A model for the future
Building on these successes, the University is continuing to lay the groundwork for future improvements in efficiency and greener operations. The Power Purchase Agreement signed last year represents a major step in meeting the CSAP 3.0 goal of becoming a carbon-neutral campus by 2042. “That’s going to be the next significant move,” Papageorge says.
As part of the agreement, two new solar energy facilities in central Pennsylvania will be built and will produce enough electricity to meet an estimated 75% of electric demand from both the academic campus and the University of Pennsylvania Health System (UPHS) for 25 years. Electricity from the newly constructed facilities is expected to start powering Penn in 2023.
Another foundational shift has come over the last year in terms of Penn’s own investments. Penn leadership announced last month that the Office of Investments was “ceasing any new commitments to private equity vehicles dedicated to investments in fossil fuel production.” That announcement came on the heels of one shared in April 2021, articulating a goal of achieving net-zero greenhouse gas emissions across the endowment by 2050.
Additional efforts through the completion of CSAP 3.0 include expanding from the core campus to account for the footprints occupied by the School of Veterinary Medicine’s New Bolton Center and the Morris Arboretum when considering the work toward carbon neutrality.

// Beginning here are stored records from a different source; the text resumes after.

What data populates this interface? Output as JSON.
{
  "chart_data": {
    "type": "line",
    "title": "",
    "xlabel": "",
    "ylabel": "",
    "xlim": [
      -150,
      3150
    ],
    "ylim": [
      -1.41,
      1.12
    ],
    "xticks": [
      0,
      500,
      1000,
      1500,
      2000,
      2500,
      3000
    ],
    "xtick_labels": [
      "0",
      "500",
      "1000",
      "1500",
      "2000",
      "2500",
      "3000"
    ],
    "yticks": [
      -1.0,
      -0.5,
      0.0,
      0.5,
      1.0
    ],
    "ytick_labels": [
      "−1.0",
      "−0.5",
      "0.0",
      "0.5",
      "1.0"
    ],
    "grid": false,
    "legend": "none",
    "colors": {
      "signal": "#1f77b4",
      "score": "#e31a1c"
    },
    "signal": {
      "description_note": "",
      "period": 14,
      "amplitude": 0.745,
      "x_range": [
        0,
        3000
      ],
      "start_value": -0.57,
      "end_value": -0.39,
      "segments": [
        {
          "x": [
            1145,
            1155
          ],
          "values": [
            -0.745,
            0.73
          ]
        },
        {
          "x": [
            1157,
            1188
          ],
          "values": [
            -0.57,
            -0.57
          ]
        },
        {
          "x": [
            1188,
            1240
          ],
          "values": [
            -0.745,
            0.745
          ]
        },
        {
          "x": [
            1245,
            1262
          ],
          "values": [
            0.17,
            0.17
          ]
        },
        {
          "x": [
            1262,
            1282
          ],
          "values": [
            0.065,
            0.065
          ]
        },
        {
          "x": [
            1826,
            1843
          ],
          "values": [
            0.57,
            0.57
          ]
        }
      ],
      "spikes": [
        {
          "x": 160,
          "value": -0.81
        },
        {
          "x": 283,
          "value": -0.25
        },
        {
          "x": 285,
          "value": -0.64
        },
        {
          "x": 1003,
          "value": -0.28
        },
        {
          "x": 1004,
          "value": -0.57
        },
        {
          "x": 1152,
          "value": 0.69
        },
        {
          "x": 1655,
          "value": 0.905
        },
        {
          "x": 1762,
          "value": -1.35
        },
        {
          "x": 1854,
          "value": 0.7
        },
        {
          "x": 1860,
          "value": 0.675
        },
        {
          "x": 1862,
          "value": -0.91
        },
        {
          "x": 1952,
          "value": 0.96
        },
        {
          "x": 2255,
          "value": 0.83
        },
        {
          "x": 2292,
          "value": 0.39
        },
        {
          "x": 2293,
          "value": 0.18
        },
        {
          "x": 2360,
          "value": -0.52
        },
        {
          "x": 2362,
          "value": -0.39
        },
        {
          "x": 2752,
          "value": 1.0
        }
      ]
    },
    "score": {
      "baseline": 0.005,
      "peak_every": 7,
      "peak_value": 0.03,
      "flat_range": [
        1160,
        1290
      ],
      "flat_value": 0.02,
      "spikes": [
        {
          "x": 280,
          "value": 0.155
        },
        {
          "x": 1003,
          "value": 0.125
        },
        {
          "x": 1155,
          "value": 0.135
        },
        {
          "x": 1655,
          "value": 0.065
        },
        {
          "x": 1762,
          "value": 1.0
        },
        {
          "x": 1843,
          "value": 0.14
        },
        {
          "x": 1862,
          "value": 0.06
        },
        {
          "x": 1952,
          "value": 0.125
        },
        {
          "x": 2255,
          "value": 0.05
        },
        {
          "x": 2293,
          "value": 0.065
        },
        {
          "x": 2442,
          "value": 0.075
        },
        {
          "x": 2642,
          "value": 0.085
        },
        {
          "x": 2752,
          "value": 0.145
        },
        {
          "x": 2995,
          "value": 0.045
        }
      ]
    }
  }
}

“By pulling in these carbon footprints, we can be more accountable in terms of Penn’s entire environmental footprint,” Morris says. “We’re excited to pull those parts of campus into the CSAP 3.0.”
And while the UPHS campus isn’t formally part of CSAP 3.0 metrics, Penn Medicine shares a commitment to sustainability, with its leadership meeting regularly with that of the University to discuss various projects and initiatives. The new HUP Pavilion, for example, recently became the largest certified project to achieve LEED Healthcare v4 Gold Certification, and sets up the Health System to embark on new renovations that can continue to move the needle on efficiency in its established facilities.
And just after the Annual Report for CSAP 3.0 published, it was announced that the University earned a STARS Gold rating, a measure of sustainability performance.
As efforts to meet the goals and benchmarks of CSAP 3.0 continue through 2024—and new solutions emerge to confront climate change and sustainability issues—Penn is positioned to respond and lead accordingly.
“We’re always looking for new ways to engage and take action on this topic,” says Papageorge.
The Annual Report for the Climate and Sustainability Action Plan is available on the Penn Sustainability website.